City: London, England
Venue: College of Estate Management
Date: October 16, 1970



The venue for this show was near Kensington Market, where Freddie Mercury and Roger Taylor had been running a stall selling clothing and shoes since 1969 (it's where the two of them originally met).

Alan Mair, one of their co-workers at the market, later recalled that the gig wasn't very good. He said how Brian and Roger were very accomplished, but that Freddie looked awkward on stage and sang pitchy at times. He and some friends went to a local pub immediately afterward, as they were afraid of what to tell Freddie because he was so excited about the band. In the 1976 book on the band by George Tremlett, Mair offered these thoughts: "Being a musician myself, I thought they were very bad because there was a certain lack of finesse about the act. They were very new. Freddie's voice was very uncontrolled, and he was also stiff in his movements on stage, sort of cumbersome." He also distinctly remembers the band playing Liar at this show.
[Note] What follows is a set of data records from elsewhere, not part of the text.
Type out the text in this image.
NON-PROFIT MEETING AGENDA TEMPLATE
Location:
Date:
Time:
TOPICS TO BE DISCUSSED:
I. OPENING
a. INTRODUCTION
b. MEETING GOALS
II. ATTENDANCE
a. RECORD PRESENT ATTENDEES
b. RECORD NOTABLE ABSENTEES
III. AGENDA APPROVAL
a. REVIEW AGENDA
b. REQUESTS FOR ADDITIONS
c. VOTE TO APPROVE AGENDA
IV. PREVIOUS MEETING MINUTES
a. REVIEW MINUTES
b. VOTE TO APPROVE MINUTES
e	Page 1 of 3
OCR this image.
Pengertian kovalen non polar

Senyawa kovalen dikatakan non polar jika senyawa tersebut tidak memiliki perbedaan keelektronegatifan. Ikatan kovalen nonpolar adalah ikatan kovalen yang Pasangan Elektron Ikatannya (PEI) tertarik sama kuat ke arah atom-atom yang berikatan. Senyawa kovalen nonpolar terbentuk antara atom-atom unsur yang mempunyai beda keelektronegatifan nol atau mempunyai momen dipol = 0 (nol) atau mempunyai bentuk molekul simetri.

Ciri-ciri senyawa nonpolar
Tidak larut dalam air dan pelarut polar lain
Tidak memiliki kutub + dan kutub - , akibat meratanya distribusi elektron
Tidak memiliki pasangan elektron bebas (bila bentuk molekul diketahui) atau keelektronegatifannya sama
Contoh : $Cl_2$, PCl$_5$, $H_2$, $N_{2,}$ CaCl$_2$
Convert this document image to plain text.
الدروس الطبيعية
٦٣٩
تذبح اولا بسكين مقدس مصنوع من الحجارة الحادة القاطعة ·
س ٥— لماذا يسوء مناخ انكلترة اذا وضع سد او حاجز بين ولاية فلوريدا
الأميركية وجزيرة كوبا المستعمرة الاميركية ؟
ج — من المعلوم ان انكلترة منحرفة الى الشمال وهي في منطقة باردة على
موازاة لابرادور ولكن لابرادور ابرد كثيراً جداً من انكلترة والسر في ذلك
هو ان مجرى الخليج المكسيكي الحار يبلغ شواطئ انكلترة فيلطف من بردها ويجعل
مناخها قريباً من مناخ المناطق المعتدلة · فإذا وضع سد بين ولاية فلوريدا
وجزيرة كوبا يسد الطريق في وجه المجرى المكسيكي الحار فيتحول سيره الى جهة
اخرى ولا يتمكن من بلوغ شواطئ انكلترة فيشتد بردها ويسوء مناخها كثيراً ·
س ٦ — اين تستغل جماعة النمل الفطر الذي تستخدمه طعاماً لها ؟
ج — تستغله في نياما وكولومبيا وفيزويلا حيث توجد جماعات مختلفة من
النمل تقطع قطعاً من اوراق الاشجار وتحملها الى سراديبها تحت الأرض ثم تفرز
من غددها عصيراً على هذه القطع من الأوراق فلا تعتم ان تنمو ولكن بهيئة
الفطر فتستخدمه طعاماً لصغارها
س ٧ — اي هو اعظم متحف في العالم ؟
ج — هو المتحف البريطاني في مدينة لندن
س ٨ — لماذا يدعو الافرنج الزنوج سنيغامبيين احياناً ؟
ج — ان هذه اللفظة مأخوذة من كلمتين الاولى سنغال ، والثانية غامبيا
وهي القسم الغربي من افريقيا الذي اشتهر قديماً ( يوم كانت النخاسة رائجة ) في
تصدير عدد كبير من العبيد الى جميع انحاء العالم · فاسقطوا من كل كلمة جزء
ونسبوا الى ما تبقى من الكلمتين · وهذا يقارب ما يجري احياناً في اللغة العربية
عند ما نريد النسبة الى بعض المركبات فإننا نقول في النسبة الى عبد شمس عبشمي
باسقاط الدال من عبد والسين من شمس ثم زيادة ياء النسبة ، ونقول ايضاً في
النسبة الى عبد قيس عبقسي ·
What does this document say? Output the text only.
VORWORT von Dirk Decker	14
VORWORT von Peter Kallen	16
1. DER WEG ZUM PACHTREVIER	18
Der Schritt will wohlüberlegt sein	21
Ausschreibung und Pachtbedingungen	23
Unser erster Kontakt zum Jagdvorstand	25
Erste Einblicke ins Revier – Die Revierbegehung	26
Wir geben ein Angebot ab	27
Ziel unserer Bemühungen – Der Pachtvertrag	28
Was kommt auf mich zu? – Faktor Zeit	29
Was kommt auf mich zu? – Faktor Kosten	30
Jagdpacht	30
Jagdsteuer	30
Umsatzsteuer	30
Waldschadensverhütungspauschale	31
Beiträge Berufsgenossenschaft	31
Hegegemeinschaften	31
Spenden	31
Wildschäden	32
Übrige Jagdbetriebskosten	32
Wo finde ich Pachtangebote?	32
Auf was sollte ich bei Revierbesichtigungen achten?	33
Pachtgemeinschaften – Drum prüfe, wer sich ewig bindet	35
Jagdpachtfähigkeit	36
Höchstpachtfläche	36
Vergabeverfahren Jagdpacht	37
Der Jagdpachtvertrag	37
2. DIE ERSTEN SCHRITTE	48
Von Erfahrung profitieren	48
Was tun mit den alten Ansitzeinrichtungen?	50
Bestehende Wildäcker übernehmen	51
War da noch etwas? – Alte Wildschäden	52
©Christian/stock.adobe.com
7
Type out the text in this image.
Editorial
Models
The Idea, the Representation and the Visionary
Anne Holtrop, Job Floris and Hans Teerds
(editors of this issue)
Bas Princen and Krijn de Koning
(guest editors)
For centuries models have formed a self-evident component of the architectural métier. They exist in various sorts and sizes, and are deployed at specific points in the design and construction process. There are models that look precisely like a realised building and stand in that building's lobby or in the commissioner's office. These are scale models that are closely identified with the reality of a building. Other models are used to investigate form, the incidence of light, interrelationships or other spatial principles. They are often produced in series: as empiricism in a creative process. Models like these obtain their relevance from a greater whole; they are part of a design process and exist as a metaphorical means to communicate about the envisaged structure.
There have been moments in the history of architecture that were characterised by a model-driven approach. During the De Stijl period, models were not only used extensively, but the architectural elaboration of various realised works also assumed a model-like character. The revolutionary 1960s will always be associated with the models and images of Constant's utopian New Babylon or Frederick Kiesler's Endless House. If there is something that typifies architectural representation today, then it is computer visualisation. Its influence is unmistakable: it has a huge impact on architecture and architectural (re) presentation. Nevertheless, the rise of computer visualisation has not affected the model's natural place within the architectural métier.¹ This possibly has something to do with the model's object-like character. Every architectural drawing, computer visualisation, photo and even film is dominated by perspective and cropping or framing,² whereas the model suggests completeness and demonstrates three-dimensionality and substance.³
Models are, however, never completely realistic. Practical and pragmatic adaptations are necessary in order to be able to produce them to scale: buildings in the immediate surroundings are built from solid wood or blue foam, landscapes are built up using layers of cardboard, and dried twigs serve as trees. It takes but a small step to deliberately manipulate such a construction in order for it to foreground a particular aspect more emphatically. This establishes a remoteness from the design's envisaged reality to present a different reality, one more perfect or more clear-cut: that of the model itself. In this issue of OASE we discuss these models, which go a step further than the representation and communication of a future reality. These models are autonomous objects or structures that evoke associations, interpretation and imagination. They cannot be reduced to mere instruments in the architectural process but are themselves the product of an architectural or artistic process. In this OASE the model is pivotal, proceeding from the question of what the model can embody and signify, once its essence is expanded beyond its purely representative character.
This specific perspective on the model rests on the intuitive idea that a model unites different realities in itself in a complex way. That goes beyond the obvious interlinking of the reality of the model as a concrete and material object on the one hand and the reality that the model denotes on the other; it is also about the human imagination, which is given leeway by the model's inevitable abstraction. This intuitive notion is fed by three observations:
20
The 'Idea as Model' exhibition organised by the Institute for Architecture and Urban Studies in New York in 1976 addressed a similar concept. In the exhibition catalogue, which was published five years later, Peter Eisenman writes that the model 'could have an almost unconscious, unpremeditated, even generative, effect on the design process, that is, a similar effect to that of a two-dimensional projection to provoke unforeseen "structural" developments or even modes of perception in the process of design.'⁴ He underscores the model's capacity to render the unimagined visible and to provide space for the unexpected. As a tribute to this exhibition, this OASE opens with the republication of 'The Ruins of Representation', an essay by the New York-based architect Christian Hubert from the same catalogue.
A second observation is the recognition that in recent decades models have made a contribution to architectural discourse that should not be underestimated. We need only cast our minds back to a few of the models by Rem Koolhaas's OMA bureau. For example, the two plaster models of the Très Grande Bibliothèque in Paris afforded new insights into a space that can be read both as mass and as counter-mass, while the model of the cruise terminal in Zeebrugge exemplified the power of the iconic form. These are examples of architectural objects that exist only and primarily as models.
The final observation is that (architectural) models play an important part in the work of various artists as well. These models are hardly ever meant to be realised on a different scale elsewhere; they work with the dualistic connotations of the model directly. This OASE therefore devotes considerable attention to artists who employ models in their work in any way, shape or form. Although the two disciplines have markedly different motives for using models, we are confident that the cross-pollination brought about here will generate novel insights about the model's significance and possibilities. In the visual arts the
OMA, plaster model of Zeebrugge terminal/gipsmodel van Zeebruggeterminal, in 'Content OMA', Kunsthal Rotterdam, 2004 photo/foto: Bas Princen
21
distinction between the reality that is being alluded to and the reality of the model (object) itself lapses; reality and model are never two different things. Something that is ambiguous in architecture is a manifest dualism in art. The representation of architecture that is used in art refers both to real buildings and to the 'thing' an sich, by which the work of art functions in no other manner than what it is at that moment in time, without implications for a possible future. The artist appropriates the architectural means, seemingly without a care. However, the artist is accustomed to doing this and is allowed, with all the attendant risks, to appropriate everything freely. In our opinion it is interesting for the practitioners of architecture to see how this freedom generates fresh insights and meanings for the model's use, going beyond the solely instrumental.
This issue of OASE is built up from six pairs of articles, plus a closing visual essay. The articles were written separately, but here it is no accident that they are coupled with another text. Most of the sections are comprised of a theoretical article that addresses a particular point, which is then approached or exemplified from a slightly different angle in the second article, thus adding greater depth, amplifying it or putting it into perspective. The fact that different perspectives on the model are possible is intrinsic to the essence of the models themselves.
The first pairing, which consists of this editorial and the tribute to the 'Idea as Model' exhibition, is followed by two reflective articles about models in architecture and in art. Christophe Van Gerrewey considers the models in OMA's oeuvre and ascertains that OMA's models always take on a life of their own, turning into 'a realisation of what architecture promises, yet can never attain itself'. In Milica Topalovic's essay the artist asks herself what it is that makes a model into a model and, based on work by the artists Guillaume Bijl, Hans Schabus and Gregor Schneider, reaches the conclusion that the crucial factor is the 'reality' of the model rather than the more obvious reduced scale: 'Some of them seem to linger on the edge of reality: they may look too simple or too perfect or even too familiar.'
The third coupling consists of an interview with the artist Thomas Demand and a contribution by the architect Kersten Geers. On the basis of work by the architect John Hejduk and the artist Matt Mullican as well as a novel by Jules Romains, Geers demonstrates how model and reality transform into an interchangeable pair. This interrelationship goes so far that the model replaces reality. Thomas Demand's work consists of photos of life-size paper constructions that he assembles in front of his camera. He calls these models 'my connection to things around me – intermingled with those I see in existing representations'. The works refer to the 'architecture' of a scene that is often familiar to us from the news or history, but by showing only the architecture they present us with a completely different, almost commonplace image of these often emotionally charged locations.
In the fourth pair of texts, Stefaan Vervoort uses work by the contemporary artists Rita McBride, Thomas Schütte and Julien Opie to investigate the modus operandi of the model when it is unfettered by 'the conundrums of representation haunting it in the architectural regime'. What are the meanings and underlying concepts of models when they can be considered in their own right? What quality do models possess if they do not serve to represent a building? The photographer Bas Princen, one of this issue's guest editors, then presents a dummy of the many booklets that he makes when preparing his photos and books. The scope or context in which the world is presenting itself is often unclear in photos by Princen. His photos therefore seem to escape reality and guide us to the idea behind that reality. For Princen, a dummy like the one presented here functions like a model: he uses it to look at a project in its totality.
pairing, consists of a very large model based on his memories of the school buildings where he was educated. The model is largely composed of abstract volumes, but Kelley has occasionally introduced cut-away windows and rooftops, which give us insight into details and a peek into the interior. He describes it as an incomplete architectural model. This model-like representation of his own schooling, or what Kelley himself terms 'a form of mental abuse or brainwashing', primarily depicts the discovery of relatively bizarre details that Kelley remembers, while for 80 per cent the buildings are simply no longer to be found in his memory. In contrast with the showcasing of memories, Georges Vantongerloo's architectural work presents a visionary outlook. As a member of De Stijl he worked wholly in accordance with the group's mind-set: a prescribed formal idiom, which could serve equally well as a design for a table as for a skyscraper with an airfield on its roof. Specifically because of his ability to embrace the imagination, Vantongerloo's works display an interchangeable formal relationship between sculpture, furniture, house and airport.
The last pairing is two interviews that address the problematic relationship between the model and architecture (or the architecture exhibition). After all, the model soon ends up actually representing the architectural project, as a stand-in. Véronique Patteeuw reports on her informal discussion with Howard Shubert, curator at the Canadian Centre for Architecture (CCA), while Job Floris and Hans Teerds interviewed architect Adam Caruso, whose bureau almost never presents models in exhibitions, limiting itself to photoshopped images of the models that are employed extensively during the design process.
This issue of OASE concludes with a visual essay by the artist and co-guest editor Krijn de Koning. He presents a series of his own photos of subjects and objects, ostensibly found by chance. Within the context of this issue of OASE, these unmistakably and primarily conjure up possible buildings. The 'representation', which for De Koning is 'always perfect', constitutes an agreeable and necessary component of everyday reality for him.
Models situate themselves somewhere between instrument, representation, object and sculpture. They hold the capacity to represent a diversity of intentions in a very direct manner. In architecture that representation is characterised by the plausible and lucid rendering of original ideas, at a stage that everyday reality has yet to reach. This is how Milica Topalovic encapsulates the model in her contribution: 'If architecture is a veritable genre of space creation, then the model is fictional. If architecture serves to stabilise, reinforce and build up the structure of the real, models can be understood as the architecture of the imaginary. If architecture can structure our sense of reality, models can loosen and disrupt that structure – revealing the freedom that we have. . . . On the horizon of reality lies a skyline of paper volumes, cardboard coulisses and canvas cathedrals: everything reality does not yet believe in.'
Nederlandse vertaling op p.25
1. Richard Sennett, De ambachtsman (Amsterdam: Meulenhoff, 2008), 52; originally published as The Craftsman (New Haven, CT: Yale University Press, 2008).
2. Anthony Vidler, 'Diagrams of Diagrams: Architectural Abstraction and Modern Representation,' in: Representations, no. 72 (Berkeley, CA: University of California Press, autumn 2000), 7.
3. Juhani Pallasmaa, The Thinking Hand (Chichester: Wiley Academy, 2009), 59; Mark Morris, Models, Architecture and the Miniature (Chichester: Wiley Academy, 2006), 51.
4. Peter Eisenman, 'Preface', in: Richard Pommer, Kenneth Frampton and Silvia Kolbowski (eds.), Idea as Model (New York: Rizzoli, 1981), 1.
The contract for the gig was preserved, with £20 payable to B.H. May.

Queen's eventual bassist John Deacon was allegedly in attendance at this show.

On September 19, instead of rehearsing for this gig as planned, they mourned the death of Jimi Hendrix only as musicians could. A mutual love for Hendrix is largely what originally brought Freddie, Brian and Roger together (John Deacon later shared this with them as well); original bassist Barry Mitchell explained in a 2018 interview: "We all loved and adored Jimi Hendrix. We were shattered. We were supposed to be working on our own material because we had a gig coming up in a couple weeks. Our heart wasn't in it, so we spent the entire rehearsal jamming Jimi Hendrix songs."

Kensington Market was a central hub for London's arts culture at the time, as the stalls were mostly run by artists, musicians, actors and writers. Roger stopped coming to the Market around the time of signing with Trident (early 1972), but Freddie maintained his presence there into about February 1974 when their music career started to take off.